Limited Joint Mobility Syndrome

  • Jesus (Jesse) D. Bracamonte, DO
    Assistant Professor of Family Medicine, Department of Family Medicine, Mayo Clinic Scottsdale, Arizona

    Gretchen Anderson, FNP
    Department of Family Medicine, Mayo Clinic Scottsdale, Arizona

    Molly Kresin, DO
    Assistant Professor of Family Medicine, Department of Family Medicine, Mayo Clinic Scottsdale, Arizona

    Citation:
    Bracamonte JD, Anderson G, Kresin M. Limited joint mobility syndrome. Consultant. 2020;60(3):91-93. doi:10.25270/con.2020.03.00007

     

    A 42-year-old woman presented to our primary care clinic with a 1-year history of progressive hand pain manifested by stiffness, fullness of the digits, tight skin, and an inability to fully flex the digits. Her symptoms affected the small digits of both hands but spared the thumbs.

    Her capillary refill was normal, and neurologic examination findings were unremarkable, but she was unable to fully extend the digits of both hands upon examination.

    She had a history of poorly controlled diabetes type 1 due to nonadherence, with a hemoglobin A1c level of 13.6%, which correlated with the onset of her symptoms. Her diabetes was being managed with basal insulin via an insulin pump. Her hypertension was adequately controlled with lisinopril and metoprolol, and her cholesterol was well treated with atorvastatin. She continued to smoke a half a pack of cigarettes a day and had done so for 20 years. She had tried acetaminophen without relief. She had no additional history of occupational risks or rheumatologic conditions, and there was no known family history of rheumatologic disease.

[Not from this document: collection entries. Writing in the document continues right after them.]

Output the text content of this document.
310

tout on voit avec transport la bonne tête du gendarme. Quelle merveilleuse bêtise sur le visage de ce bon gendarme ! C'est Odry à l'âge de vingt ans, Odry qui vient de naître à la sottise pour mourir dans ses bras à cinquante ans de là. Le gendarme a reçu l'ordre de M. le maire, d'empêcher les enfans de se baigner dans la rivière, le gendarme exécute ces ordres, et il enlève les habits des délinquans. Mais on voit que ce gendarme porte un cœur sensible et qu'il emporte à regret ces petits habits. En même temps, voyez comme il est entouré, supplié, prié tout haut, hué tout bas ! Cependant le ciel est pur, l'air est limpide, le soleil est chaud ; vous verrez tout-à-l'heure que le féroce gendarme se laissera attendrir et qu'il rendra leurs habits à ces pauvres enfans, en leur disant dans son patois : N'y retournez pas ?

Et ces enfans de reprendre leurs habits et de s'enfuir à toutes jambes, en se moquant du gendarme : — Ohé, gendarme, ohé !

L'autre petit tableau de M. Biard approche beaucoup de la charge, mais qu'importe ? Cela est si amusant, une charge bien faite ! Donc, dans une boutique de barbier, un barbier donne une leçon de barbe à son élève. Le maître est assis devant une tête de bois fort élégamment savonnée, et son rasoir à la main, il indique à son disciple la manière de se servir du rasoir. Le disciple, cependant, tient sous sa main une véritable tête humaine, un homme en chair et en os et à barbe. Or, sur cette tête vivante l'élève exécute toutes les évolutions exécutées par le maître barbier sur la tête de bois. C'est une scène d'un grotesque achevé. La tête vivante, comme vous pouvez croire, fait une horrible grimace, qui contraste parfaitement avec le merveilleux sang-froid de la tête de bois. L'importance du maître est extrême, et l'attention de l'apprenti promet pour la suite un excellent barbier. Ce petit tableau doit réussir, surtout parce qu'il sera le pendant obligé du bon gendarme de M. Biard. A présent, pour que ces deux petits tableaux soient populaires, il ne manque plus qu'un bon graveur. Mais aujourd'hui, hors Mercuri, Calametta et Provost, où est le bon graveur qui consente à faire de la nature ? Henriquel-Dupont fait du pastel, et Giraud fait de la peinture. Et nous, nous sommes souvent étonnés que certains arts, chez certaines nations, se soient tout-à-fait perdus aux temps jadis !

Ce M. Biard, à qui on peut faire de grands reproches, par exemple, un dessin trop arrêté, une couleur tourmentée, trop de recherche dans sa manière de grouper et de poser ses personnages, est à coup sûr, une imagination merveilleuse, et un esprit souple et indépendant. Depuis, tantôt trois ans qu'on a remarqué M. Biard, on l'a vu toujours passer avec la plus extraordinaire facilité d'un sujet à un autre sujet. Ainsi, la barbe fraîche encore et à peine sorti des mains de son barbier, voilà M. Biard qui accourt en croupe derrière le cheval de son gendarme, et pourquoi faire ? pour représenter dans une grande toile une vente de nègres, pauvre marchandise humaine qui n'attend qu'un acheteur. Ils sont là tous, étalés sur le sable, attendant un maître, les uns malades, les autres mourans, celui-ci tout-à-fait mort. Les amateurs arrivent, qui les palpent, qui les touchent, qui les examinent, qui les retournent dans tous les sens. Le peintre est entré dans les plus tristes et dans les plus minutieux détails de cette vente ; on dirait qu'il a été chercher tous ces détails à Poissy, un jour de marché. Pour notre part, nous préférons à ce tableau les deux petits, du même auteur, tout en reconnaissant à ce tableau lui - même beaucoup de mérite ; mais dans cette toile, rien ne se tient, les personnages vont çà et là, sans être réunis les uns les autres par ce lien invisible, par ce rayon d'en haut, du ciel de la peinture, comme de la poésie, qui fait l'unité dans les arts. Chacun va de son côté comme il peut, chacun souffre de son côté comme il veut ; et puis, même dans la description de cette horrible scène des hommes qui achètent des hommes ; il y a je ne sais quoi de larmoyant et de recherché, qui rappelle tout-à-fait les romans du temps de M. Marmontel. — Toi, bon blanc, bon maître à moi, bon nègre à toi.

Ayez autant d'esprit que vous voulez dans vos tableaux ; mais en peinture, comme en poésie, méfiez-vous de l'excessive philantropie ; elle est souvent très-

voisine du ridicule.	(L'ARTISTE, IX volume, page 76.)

    She had undergone extensive clinical evaluations by her primary care team and during subsequent specialty consultations with orthopedics, endocrinology, and plastic surgery specialists. Laboratory evaluation and specialty consultation excluded other potential etiologies including complex regional pain syndrome, Dupuytren contracture, flexor tenosynovitis, trigger finger, and other inflammatory conditions. Upon final consultation with a rheumatologist, LJMS was diagnosed based on the pathognomonic positive tabletop and prayer signs (Figures 1 and 2). Ultrasonography revealed fibrous thickening of the flexor tendon sheaths. She was informed that LJMS is a chronic condition, but that optimization of diabetes control and tobacco cessation may help to alleviate her symptoms.

    Fig 1
    Figure 1. The prayer sign, which tests the patient’s ability to flatten the palmar surfaces together as in the act of prayer; an inability to articulate the palmar surfaces of the digits or hands represents a positive result for LJMS.

    Fig 2
    Figure 2. The tabletop test is positive for LJMS when the patient is unable to fully place the palmar aspect of the hand against the surface of a table.